As I stared back at the disgusting pink lines, I let myself run through my next steps. I wanted to spill all my secret fears to Chantel. The fear of not being as capable as I seemed. The fear that my habitual bad choices would make it impossible to raise a child on my own. The fear of being alone.

But underneath all of that, a quieter thought pushed through. Ridiculous and impossible. Completely irrational.

What if Sean wasn’t the father?

My brain did the math again. Sean was the last person I’d slept with. The only person I’d slept with in over a year. There was no scenario in which the math pointed anywhere else.

But my stupid, reckless heart didn’t care about math. It kept circling back to a dark-haired guy with blue eyes and a wicked smile. The one I’d kissed at a party and couldn’t stop thinking about.

If I’d actually slept with Caleb that night… If there was even the slightest chance…

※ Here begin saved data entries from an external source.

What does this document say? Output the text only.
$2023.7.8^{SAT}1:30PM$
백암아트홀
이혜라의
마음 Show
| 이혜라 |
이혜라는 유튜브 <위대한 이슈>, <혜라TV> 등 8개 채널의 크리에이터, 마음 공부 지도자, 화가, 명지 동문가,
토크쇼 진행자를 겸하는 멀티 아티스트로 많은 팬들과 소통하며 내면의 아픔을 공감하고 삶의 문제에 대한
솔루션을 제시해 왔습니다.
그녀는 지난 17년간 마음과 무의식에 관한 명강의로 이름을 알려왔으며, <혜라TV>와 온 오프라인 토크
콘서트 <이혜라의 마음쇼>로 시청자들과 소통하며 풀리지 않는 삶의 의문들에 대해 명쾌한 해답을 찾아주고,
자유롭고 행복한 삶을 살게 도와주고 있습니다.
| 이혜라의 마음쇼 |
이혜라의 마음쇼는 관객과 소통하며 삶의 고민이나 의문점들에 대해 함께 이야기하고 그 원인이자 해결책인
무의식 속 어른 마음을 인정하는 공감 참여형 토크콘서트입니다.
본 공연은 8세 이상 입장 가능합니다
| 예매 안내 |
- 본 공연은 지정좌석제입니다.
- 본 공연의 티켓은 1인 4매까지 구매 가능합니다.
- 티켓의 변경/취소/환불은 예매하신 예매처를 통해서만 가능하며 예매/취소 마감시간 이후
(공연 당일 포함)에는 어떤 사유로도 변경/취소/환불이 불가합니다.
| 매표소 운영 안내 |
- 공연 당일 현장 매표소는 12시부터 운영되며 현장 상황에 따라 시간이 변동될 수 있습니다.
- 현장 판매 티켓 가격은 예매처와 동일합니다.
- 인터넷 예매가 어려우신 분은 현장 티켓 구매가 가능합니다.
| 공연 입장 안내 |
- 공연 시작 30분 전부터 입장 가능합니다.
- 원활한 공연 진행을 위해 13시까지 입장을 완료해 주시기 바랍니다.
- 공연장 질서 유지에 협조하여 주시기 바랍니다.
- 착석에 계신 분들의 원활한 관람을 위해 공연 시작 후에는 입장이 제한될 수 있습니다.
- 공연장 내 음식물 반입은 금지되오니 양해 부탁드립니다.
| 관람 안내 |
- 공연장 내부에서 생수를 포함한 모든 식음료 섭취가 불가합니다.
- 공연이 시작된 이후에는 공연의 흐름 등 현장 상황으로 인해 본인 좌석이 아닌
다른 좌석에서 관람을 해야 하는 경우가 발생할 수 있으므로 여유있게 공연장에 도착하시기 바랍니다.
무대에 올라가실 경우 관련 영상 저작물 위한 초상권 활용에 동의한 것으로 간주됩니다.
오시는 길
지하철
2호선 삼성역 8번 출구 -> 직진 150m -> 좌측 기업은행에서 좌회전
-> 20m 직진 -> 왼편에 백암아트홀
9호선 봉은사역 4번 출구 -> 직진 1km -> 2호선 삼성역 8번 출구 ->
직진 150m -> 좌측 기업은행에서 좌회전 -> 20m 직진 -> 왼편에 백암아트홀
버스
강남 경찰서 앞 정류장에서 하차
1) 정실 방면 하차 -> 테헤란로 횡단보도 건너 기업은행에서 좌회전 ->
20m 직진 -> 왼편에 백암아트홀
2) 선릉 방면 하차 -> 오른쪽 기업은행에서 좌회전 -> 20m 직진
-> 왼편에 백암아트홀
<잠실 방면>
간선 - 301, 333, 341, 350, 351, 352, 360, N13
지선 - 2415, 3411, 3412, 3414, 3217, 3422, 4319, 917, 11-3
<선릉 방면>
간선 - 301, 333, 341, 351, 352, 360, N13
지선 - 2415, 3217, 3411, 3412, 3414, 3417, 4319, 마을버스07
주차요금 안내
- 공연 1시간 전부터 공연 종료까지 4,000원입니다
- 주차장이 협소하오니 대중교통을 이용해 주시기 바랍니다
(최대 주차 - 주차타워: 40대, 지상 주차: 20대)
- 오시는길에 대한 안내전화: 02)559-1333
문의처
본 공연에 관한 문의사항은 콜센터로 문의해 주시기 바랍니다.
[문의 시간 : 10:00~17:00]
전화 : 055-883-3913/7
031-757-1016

There wasn’t. I knew there wasn’t. Chantel had been adamant. But for one wild, hopeful, devastating second, I wished it could’ve been him.

I crushed the thought before it could take root.

“I don’t know if I’m equipped to handle this,” I admitted.

“Cocotte, you can do anything. You’re strong. You’re smart. You’ve got this.”

She was right.

I’d made it through a childhood filled with trauma, survived having my heart broken more times than I could count, and learned to rebound with flair. My life wasn’t perfect, but I still woke up with a smile most days.

A baby wouldn’t be that horrible, right?

Looking back at the pretty pink of the test stick, reality finally caught up.